Reduction of class I histone deacetylases ameliorates ER‐mitochondria cross‐talk in Alzheimer's disease

Several molecular mechanisms have been described in Alzheimer's disease (AD), including repressed gene transcription and mitochondrial and endoplasmic reticulum (ER) dysfunction. In this study, we evaluate the potential efficacy of transcriptional modifications exerted by inhibition or knockdown of class I histone deacetylases (HDACs) in ameliorating ER‐mitochondria cross‐talk in AD models. Data show increased HDAC3 protein levels and decreased acetyl‐H3 in AD human cortex, and increased HDAC2‐3 in MCI peripheral human cells, HT22 mouse hippocampal cells exposed to Aβ(1–42) oligomers (AβO) and APP/PS1 mouse hippocampus. Tacedinaline (Tac, a selective class I HDAC inhibitor) counteracted the increase in ER‐Ca(2+) retention and mitochondrial Ca(2+) accumulation, mitochondrial depolarization and impaired ER‐mitochondria cross‐talk, as observed in 3xTg‐AD mouse hippocampal neurons and AβO‐exposed HT22 cells.
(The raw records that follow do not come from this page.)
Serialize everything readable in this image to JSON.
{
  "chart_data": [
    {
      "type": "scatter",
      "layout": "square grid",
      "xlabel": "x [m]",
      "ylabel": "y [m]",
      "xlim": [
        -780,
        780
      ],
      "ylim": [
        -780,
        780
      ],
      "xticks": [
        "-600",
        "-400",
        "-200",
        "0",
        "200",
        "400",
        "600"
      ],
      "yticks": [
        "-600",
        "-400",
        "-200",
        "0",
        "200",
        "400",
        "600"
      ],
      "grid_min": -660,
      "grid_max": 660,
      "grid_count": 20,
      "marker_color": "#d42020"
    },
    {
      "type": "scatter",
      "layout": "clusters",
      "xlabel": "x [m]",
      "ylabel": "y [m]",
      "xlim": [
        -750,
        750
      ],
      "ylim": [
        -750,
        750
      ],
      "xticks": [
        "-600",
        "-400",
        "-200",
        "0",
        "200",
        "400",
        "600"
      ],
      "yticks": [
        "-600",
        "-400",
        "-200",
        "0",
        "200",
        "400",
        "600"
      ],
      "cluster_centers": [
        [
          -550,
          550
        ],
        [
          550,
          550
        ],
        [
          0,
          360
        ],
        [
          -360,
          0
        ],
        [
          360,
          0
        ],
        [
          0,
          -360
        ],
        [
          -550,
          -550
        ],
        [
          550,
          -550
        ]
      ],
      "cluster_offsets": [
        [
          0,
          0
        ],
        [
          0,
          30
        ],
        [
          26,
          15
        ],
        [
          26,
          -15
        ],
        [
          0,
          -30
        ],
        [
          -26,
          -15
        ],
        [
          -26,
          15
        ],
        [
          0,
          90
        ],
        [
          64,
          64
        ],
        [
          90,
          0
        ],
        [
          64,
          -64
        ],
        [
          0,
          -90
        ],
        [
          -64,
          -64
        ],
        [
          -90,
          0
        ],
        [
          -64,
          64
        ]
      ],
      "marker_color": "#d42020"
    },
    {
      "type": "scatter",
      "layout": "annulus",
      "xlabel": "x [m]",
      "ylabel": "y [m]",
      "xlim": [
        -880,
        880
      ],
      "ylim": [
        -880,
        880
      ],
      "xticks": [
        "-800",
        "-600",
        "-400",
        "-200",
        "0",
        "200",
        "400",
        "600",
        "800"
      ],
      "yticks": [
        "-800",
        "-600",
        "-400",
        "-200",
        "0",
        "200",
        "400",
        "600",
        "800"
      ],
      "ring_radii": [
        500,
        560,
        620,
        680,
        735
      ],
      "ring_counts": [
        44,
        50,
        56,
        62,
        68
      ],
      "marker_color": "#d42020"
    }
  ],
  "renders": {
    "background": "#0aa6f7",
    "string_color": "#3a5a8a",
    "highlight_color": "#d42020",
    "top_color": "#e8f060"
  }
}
We further demonstrated diminished mRNA levels of proteins involved in mitochondrial‐associated ER membranes (MAM) in cells exposed to AβO upon Tac treatment, along with reduction in ER‐mitochondria contacts (MERCS) length. HDAC2 silencing reduced ER‐mitochondria Ca(2+) transfer and mitochondrial Ca(2+) retention, while knockdown of HDAC3 decreased ER‐Ca(2+) accumulation in AβO‐treated cells. APP/PS1 mice treated with Tac (30 mg/kg/day) also showed regulation of mRNA levels of MAM‐related proteins, and reduced Aβ levels. These data demonstrate that Tac normalizes Ca(2+) signaling between mitochondria and ER, involving the tethering between the two organelles in AD hippocampal neural cells. Tac‐mediated AD amelioration occurs through the regulation of protein expression at MAM, as observed in AD cells and animal models. Data support transcriptional regulation of ER‐mitochondria communication as a promising target for innovative therapeutics in AD.